Look at it this way:
We often have to precisely position parts before we can start machine. This case is no different, the part just happens to be larger than the machine accomodates. But, you are still accurately positioning a part. In this case, you are doing so twice to finish it, or even more times. So you will need a strategy to get it accurately positioned.
You need precision areas on the part, and on some sort of fixture or setup, that align with each other. A key task of the very first setup, which probably won't be precisely aligned as it is raw stock, will be to create those precision areas as needed for the second setup, and so on.
The other issue to worry about is the rigidity of the setup. If the part is much bigger than the setup, it needs extra work to make the setup rigid. The part can lever against things, gravity droops things, etc., etc.
Think about a part that fits your table, but that is a lot bigger than your vise. You take steps to make the vise "bigger". You use jaws to play games:
Or you bring in some 2-4-6 blocks to lend more rigidity:
Or you support the ends of a long workpiece with machinist's jacks. Or you use two vises, sometimes with jaws that span the two vises. Fixture plates may be needed. And so on.
Do everything you can to promote rigidity. Support the part if it hands off the table very far at all so that it's weight isn't working against you setup to throw you off or tweak your machine.
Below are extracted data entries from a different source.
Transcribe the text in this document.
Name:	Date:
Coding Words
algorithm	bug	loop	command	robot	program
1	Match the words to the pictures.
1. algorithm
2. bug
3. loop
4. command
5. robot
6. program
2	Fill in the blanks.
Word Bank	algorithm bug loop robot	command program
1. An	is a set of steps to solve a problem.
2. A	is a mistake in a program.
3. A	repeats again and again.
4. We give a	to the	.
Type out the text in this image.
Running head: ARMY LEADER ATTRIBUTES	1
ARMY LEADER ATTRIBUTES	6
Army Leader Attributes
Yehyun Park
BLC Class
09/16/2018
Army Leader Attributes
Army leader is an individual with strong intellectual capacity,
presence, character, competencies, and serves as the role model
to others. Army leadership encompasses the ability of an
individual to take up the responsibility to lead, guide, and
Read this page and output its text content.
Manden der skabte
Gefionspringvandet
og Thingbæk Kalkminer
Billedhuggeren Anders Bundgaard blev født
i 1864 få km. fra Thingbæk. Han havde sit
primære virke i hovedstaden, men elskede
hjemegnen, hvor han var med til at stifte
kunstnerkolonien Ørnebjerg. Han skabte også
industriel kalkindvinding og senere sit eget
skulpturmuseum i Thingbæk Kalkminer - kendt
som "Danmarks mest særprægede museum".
CNC opens up a lot of possibilities versus manual machining too. You know where the various features on your part are. So you machine one setup, then you slide the part down. Leave a feature within reach of the spindle that you can edgefind and use that to reference your CNC DRO's after you've slid the part.
Make sure when you slide, you don't twist the part. It has to stay "in tram" relative to the machine while it is being slid. Check that with an indicator, don't assume it's true. Make your fixture facilitate that location as well.
You get the idea. It doesn't have to be too much of a PITA if you've planned ahead. Think of it has 2 different parts rather than 1 really difficult part.